One Gigabit WLAN Speeds Coming Sooner Than You Think; Is Your IT Shop Ready?
January 18, 2012 Leave a comment
- The combination of the “bring your own device” (BYOD) phenomena and higher-speed WLAN access will further exacerbate IT challenges.
- Processing power on the next generation of tablets and phones will change the paradigm for how enterprise users interact with their applications.
If you have not yet heard, the IEEE’s 802.11ac wireless LAN standard is imminent, and while the standard still may not be ratified for up to a year, this will not stop product developers from taking advantage of early release chips in the hyper-competitive consumer space. However, this also matters to the enterprise IT department, as some of these devices are incredibly powerful, such as the ASUS Transformer Prime, the first quad-core tablet (though it does not have an .11ac radio). There is also speculation that the iPad 3 will possess a comparably powerful chip. This processing power opens up new potential opportunities for malicious damage to be done via rogue security software (or ‘rogueware’). Still, with the advent of this much faster WLAN specification (speeds up to 1.3 Gbps will be possible), we may also see radical changes to the ways in which users access applications and interact with these resources. Consider that these new tablets, phones, etc. will have processing power surpassing the desktops of just a couple years ago, as well as a mobile 1G throughput capacity. This throughput and CPU performance should smash any limitations from a performance perspective for VDI and alter the ways in which we interact with critical applications.

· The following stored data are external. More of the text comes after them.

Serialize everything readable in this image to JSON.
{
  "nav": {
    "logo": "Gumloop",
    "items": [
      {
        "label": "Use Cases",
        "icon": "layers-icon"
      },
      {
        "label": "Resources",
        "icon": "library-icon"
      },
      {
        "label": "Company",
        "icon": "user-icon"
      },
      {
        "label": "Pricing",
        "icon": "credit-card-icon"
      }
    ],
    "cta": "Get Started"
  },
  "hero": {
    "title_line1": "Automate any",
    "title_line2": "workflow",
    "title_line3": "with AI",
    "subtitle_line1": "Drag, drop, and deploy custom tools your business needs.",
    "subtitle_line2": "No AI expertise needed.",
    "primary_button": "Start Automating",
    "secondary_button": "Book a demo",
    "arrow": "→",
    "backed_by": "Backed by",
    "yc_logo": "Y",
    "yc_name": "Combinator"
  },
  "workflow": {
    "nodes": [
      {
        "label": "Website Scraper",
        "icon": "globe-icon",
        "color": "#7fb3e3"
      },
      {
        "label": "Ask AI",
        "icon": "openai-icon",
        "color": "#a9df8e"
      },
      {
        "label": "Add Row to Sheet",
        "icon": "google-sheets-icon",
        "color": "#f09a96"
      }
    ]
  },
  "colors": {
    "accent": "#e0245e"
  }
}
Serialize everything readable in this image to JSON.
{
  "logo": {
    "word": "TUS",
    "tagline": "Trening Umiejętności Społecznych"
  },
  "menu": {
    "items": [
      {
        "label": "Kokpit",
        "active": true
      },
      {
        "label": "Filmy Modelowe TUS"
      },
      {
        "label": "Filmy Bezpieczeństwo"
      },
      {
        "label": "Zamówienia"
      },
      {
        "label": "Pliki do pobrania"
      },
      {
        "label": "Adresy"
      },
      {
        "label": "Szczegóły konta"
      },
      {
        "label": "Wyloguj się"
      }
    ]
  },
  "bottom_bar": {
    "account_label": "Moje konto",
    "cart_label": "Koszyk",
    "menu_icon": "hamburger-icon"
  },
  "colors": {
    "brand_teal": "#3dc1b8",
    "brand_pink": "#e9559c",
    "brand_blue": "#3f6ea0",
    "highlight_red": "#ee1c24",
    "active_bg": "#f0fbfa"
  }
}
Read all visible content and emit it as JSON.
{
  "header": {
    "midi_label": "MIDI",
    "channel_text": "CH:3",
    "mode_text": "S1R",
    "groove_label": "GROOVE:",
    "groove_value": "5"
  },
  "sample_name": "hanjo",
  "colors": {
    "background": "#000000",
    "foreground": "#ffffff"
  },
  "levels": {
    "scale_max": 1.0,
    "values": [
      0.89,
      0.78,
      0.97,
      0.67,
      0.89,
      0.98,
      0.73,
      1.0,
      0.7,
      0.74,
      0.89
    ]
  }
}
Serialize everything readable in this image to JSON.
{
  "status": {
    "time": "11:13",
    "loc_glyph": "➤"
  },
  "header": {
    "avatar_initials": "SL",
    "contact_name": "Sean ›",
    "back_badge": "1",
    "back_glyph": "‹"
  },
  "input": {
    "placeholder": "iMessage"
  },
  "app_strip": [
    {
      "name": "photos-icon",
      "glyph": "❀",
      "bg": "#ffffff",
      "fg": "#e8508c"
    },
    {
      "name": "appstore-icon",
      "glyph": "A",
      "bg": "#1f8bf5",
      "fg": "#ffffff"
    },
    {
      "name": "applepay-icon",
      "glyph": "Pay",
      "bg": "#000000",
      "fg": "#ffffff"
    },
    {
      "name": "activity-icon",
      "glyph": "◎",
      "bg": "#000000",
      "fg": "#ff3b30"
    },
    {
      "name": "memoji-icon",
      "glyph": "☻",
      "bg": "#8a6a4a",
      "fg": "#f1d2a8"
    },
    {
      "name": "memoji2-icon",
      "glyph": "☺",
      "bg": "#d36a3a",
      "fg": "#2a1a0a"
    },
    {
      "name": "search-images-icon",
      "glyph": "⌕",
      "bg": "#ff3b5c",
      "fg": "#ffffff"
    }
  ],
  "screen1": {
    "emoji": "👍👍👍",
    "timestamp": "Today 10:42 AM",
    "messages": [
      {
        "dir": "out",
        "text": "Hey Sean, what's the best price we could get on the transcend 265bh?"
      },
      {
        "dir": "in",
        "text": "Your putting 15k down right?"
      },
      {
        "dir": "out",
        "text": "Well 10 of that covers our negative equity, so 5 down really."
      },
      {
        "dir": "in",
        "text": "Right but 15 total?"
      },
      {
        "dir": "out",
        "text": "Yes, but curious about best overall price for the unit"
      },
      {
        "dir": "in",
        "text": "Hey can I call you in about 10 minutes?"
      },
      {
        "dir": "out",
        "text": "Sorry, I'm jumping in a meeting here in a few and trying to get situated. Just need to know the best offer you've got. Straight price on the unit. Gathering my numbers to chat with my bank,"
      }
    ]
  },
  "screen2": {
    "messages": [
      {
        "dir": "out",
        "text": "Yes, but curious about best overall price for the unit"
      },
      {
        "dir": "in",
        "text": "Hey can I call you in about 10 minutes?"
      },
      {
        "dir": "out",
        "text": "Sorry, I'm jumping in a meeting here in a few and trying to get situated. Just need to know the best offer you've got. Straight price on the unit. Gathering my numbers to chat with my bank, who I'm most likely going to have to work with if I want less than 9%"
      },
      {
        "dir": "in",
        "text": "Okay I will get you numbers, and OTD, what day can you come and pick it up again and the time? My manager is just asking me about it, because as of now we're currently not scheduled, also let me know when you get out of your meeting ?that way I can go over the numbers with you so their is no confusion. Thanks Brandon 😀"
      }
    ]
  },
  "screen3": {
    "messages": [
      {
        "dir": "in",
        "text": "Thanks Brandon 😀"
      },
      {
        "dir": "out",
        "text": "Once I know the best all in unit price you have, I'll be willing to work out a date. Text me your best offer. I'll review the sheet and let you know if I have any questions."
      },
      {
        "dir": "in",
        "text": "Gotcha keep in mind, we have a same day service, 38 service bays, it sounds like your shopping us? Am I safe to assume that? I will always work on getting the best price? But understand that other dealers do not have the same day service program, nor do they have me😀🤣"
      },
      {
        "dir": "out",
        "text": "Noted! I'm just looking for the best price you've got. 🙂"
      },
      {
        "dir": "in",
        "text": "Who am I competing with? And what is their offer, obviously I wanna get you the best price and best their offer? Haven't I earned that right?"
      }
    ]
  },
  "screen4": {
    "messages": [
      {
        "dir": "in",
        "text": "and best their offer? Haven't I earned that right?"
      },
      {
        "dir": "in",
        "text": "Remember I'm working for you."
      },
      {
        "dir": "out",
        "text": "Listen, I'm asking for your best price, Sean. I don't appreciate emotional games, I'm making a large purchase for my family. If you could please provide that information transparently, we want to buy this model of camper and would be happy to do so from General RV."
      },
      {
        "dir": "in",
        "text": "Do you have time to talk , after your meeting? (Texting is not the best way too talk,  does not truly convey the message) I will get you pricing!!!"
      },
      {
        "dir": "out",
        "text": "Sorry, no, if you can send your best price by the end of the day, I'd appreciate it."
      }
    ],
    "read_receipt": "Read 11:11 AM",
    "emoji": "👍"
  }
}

For IT today, this further complicates the challenges of management, policy control, application, and ultimately supporting the organization. Fortunately, there is some time, as these early devices are driven from the consumer side of the world and enterprise APs and infrastructure will not likely be available (even pre-standard) until early 2013. However, it is coming, and if there are weaknesses in your policy management or lingering security concerns about the mobile devices coming onto your network, now is the time to address them.